Snook is one of the most sought after fish in Florida, prized for its fighting spirit and delicious light flavor. Even though snook cannot be harvested commercially in Florida, independent anglers flock to the state’s waters in an attempt to catch one and cook it up themselves. However, snook season only happens twice a year, so if you want to catch one, you have to know when it’s legal to do so.
When Is Snook Season in Florida?
Recreational Harvest Season for Snook
Florida is one of two states (Texas is the other) that has banned the commercial harvest of snook to protect their numbers, which were dwindling quickly before the bans went in place in 1957 (Florida) and 1999 (Texas). Recreationally, fishermen are able to harvest snook during two specific times in Florida. You can fish for snook in March, April, and again in September, October, and November. This includes the Gulf of Mexico and Everglades State Park.
Cold weather is dangerous to snook, which is why the season is closed from December through February. They are already vulnerable during this time, so fishing them would only add to the decrease in their numbers. Moreover, snook are protected during their spawning season, which occurs from May through September, though the peak spawning time is between June and August.

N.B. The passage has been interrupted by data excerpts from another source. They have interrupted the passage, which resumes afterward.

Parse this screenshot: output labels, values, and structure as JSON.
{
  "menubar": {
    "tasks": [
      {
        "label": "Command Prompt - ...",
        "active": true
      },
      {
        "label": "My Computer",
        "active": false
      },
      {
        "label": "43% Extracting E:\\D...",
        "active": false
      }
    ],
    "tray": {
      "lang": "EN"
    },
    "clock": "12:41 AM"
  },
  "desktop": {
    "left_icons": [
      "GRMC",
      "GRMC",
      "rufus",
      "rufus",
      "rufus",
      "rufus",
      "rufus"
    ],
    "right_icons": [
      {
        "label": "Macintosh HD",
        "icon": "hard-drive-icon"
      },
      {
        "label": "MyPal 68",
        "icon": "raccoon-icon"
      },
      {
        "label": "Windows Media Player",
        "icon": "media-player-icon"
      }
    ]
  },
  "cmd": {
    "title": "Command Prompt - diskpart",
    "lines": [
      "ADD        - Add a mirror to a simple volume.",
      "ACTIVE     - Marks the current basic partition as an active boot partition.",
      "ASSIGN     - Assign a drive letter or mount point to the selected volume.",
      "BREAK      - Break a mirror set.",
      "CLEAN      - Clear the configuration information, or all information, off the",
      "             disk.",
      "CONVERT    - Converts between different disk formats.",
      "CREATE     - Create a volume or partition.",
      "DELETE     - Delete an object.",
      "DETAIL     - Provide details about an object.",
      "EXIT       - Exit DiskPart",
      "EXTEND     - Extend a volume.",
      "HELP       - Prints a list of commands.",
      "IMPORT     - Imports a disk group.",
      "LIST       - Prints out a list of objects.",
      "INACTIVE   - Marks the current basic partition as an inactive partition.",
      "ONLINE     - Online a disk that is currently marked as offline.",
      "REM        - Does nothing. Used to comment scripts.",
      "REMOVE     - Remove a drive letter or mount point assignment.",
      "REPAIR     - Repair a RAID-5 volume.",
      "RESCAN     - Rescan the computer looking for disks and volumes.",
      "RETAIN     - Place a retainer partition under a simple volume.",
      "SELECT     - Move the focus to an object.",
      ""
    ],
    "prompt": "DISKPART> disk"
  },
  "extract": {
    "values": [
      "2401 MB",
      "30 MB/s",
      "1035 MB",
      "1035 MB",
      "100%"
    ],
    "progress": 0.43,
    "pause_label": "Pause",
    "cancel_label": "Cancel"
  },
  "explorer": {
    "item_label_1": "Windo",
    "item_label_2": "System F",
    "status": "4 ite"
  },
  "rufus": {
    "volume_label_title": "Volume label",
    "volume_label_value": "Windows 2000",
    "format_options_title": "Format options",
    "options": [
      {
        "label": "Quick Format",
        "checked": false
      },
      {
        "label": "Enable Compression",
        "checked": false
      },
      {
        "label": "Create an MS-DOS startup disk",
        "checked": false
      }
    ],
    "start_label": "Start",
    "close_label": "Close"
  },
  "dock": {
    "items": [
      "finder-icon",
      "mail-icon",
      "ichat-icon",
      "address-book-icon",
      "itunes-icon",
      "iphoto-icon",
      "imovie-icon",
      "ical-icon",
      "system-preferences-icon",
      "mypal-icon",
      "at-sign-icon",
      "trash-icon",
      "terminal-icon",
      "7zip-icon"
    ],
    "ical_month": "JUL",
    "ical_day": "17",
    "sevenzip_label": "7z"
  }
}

This time is critical for ensuring the continued survival of the species.
Even during the seasons when snook is available for recreational harvesting, there are limits to the number you can keep, as well as a minimum and maximum size. You may only keep one fish per day, and that fish must be at least 28 inches long and no longer than 33 inches long. The fish should be measured from the most forward part of its head to the farthest tip of its tail while the fish is on its side.
Additionally, the Florida Fish and Wildlife Conservation Commission asks that fishermen still use moderation when determining whether to keep a snook that is caught in season. This is because even though their numbers had risen following the protective actions taken in 1957, an unusual cold snap in 2010 negatively affected the snook population, and it is still trying to recover. When catching and releasing snook, carefully remove them from your hook to give them a better chance at survival.
Snook Permit Is Required
You must have a valid snook permit to keep a snook, even during the recreational harvest season. In addition, you also need a saltwater fishing license as well, unless you are exempt from these requirements. Exemptions include those or children under the age of 16, Florida residents aged 65 years and older, Florida residents who are on public assistance, Florida residents who use cane poles or other non-mechanical retrieval devices and fish from shore, and others.
An annual snook permit is $10.00 per year or $50.00 for five years for both residents and non-residents of Florida. Again, you must also have a saltwater license, which is $17.00 per year or $79.00 for five years for Florida residents. For non-residents, the cost of a saltwater license is $17.00 for three days, $30.00 for seven days, or $47.00 for a year. Apply online, over the phone, at local sporting goods stores, or at your County Tax Collector’s office.
Provide Snook Carcasses to the FWCC
Although not required, local researchers request that fishermen who keep a snook during the season save their filleted carcass and donate to the Florida Fish and Wildlife Conservation Commission. The biological information obtained from these carcasses, including age, size, sex, and maturity, will help researchers determine how much stock is available in the area. Carcasses can be dropped off at participating bait and tackle shops. This process, of course, does not prevent you from keeping the meat.
Male vs Female Snook
All snook are born male, with a small percentage of fish reversing sex to female when they reach about 22 inches in size. This means that there are many more male snook than female, which can be a problem for reproduction. The stipulation that any snook that is kept during open season has to be at least 28 inches and no larger than 33 inches is designed to give fishermen a nice catch while still protecting the breeders.
Older female snook, which are also usually larger than 33 inches, are the most fertile fish, so the size limit prevents these valuable fish from harvesting. Additionally, male snook attain sexual maturity earlier than females, so they are able to spawn several times before a female is able to spawn just once. The limits placed on harvested snook help keep the population healthy and as plentiful as possible, while still giving anglers the thrill of reeling in a large fish.
Finding and Catching Snook
Snook are skittish fish and don’t much care for open water, so for this reason, you want to fish areas that provide a lot of opportunities for shelter. Snook like the waters around mangroves, oyster beds, bridges, and grass flats, as they feel more protected in these areas. However, knowing they like these hiding places means that as soon as you hook one, it will head toward its safe spots, bringing your hook and line with it.
To catch a snook, move up-current from its hiding place and cast your hook and bait. Allow the water to naturally carry the bait to the fish, which will hopefully mistake it for prey. The best fishing time for snook is at night, especially if you want to land a big one. Baits like artificial crabs, shrimp, mullet, menhaden, and sardines tend to work best for Florida snook, but bottom jigs or swimmer bait have been successful as well.
Anglers from all over the country come to Florida to catch snook. If they aren’t in season, you’ll have to catch and release, but at least you’ll get a great photograph. However, if you want to keep your catch and try its excellent flavor, you need to plan your trip to coincide with the season when snook can be legally caught and kept.